La violence, le choc de la confrontation de l'Évangile avec le monde tel qu'il est, avec la société et ses injustices, avec le système religieux établi, sera assumé par Jésus dans sa souffrance et sa mort. Jésus provoque, il agresse même, mais en même temps, il subit. La venue de l'Évangile dans la chair de l'humanité est à ce prix.
Le feu de Dieu, à la différence du feu physique, n'est pas domesticable par l'homme, et il n'est pas manipulable non plus à des fins égoïstes ou pour un enjeu de pouvoir.
Qu’en est-il pour nous aujourd’hui ? Comment avons-nous évolué depuis l’époque de Jésus, que ce soit au nom de l’Evangile ou de la dignité humaine ?
Pensons à l’évolution des droits de l’homme dans notre société européenne, dans les autres continents, à la progression de l’égalité entre tous les peuples de la terre, à la progression de l’égalité entre hommes et femmes.
Pensons à l’évolution des structures familiales, au prix de la rupture avec les traditions, mais au bénéfice de la liberté et de la dignité de la personne.
Dans le contexte œcuménique, la rupture des traditions pose un problème.
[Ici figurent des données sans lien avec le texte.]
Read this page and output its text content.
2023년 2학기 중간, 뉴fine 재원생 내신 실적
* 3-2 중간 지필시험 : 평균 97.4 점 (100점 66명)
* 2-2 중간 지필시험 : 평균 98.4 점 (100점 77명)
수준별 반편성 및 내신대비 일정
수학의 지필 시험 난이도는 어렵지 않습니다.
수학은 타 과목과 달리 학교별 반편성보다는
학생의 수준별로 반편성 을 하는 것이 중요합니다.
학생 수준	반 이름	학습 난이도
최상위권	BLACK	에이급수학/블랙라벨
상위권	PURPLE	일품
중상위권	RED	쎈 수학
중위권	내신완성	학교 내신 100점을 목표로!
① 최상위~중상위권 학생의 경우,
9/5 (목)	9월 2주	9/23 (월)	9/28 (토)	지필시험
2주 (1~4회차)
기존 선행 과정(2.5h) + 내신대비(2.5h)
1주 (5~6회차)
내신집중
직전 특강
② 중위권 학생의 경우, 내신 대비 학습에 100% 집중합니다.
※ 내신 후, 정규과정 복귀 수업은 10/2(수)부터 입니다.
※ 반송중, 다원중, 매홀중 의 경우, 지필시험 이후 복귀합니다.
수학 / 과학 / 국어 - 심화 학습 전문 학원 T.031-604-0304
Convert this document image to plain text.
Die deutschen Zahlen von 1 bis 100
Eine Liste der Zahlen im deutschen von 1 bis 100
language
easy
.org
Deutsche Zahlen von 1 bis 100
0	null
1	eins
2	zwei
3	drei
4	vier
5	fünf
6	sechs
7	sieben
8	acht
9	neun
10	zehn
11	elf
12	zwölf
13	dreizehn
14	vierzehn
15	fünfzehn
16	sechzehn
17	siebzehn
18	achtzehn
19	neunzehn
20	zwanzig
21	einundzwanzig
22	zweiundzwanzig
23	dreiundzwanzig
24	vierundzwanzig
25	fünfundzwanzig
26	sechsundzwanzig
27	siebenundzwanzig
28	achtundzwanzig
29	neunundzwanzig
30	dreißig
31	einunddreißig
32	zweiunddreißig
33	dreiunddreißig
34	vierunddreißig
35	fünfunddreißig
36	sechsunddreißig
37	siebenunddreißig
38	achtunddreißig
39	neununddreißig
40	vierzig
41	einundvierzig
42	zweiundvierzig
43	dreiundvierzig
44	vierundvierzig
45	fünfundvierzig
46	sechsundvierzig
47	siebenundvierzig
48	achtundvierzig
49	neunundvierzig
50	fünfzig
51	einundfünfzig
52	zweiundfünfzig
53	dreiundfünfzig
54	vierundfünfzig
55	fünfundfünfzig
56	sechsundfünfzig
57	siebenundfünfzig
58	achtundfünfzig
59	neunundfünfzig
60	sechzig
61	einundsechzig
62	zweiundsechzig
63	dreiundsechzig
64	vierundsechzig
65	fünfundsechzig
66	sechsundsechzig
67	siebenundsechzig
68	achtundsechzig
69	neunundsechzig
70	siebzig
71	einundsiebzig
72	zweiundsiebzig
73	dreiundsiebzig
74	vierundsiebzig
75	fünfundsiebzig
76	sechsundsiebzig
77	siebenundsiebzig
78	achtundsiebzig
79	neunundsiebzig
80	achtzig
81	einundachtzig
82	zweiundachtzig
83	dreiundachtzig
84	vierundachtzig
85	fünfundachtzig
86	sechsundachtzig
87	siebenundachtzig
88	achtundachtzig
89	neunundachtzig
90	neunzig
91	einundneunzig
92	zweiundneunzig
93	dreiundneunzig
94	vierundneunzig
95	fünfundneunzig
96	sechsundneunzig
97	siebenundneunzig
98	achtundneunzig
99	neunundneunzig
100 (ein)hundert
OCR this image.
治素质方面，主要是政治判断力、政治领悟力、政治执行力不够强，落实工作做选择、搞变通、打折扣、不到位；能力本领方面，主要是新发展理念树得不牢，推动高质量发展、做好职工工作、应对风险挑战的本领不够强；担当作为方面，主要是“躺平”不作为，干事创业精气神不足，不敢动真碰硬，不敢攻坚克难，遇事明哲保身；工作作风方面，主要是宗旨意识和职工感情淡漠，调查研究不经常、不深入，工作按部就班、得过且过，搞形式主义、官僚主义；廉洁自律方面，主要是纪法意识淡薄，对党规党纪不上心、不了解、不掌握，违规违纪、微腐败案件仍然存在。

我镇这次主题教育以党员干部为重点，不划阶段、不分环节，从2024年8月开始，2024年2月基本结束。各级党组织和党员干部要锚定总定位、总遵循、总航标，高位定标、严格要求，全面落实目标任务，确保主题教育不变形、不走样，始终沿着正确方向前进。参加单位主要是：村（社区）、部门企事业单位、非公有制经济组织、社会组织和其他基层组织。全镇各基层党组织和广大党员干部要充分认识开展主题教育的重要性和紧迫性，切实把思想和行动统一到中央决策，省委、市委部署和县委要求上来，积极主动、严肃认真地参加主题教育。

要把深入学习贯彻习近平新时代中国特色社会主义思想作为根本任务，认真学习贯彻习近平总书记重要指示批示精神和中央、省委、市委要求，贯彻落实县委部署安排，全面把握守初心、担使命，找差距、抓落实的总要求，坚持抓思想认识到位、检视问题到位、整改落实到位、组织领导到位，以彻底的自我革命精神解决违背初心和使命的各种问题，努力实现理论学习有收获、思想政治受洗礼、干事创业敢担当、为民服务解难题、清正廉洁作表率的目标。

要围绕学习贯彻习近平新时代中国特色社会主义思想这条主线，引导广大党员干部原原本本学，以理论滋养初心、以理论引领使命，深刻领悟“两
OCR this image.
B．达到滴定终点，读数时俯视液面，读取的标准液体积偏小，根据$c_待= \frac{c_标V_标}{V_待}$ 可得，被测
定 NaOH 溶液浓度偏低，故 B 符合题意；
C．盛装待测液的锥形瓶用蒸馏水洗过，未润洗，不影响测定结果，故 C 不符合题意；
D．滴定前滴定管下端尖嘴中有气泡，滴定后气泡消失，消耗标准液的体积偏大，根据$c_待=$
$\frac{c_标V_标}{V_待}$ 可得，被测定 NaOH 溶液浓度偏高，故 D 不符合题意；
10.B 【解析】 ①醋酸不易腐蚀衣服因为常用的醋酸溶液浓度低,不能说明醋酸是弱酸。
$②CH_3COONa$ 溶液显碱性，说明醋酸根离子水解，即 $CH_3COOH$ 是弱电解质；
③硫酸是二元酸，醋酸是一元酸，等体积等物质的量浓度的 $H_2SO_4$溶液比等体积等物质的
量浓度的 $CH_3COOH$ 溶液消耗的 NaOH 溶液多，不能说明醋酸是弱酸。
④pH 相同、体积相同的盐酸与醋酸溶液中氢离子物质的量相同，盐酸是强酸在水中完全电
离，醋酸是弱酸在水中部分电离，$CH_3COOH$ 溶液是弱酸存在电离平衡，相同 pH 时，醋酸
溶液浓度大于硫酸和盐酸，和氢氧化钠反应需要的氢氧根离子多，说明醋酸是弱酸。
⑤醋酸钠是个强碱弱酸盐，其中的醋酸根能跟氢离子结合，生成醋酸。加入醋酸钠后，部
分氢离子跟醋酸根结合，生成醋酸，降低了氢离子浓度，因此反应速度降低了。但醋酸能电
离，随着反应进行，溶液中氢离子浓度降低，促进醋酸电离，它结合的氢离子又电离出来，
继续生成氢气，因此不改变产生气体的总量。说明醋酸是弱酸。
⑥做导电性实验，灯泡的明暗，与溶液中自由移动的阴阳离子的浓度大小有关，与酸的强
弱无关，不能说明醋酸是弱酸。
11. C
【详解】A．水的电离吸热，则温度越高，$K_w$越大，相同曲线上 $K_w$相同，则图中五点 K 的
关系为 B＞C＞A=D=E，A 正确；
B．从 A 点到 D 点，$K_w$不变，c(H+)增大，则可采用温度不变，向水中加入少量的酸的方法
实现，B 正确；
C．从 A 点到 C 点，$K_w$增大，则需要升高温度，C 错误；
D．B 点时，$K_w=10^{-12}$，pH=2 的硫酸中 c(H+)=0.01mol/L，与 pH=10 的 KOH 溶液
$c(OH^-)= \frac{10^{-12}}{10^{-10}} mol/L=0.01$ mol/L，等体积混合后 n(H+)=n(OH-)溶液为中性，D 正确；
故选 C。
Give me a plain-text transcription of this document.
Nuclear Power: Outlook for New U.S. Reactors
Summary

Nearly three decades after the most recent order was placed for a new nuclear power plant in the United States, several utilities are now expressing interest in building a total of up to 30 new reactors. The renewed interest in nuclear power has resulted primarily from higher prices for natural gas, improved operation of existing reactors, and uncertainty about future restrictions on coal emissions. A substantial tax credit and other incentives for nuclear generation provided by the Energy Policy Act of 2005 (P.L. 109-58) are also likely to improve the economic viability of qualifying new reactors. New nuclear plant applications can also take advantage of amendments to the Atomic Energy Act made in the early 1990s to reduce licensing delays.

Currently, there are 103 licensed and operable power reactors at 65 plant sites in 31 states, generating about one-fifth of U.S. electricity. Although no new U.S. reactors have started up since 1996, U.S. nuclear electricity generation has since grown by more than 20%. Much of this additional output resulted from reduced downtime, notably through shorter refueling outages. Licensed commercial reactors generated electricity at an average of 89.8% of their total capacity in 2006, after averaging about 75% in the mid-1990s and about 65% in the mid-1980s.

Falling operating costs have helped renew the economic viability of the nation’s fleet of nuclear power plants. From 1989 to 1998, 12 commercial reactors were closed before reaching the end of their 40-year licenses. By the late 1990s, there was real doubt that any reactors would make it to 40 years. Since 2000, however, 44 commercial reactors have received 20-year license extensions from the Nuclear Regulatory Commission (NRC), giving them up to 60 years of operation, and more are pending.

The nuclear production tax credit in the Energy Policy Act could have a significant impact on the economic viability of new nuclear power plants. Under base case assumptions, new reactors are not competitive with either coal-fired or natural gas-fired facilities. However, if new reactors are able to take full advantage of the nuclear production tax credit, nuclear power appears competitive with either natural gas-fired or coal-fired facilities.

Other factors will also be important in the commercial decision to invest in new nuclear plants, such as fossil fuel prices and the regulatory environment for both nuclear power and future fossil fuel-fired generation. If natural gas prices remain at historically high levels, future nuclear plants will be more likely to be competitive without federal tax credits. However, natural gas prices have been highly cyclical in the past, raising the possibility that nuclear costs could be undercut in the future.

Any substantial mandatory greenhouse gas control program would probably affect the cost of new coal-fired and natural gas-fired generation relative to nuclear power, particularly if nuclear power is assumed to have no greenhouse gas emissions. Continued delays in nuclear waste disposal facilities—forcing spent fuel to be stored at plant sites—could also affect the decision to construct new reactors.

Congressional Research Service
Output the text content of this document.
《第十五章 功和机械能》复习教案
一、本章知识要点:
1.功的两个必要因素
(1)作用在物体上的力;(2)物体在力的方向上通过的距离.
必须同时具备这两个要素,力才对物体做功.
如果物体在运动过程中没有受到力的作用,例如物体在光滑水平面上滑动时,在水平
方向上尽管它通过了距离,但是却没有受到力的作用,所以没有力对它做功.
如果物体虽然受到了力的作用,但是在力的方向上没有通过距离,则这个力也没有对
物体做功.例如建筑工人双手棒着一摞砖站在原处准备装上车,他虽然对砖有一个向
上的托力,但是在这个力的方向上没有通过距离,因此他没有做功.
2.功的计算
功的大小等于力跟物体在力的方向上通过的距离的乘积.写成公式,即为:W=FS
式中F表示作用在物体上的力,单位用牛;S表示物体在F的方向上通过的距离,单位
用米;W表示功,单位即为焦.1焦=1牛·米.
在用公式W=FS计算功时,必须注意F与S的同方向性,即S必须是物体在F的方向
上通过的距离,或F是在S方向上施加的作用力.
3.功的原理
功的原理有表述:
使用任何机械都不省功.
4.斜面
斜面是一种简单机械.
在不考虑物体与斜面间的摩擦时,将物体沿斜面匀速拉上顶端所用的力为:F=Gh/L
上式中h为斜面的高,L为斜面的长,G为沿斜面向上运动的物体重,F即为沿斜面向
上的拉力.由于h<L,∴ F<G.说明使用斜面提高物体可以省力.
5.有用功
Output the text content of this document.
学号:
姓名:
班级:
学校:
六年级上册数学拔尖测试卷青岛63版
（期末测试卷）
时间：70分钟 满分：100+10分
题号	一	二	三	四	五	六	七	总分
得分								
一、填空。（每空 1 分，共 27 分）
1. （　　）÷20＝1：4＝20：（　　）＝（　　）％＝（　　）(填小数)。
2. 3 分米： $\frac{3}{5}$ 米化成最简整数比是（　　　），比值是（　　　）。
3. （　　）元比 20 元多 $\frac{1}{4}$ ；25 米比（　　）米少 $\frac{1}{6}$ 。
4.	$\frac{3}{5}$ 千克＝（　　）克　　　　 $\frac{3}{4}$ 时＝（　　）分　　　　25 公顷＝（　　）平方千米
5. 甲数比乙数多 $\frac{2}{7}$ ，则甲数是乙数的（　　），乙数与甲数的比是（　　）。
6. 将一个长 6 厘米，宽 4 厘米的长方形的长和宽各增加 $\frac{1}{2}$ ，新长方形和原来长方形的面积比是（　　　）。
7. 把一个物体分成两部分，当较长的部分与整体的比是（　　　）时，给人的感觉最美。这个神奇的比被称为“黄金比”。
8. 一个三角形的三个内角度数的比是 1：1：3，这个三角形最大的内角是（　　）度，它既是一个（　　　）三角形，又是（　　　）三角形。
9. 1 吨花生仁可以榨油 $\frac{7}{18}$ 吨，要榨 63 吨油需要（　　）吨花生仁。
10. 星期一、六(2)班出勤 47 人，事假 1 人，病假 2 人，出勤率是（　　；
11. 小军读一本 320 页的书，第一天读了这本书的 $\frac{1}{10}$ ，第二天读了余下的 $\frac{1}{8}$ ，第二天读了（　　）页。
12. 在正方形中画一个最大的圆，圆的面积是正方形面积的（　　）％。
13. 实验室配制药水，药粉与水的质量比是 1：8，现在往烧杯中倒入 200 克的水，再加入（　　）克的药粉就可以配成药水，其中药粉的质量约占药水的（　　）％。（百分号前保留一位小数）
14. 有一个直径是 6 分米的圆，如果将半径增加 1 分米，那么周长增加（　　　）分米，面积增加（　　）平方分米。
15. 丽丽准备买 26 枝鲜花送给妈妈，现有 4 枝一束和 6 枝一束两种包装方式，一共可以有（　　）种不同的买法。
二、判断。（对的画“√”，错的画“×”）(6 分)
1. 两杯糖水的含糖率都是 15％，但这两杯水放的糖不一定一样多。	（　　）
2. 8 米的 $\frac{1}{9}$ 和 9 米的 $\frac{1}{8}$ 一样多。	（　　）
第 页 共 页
Beaucoup d'Églises se voient en effet avant tout comme les gardiennes d'une tradition et réagissent très mal à toute réflexion qui risque de mener au changement. Les difficultés des femmes, (qui fournissent pourtant au moins les deux tiers des bénévoles dans les Églises) à accéder aux fonctions de responsabilité et de célébration, en est un exemple parlant. Comment prenons-nous nos responsabilités, dans le dialogue œcuménique et interculturel ?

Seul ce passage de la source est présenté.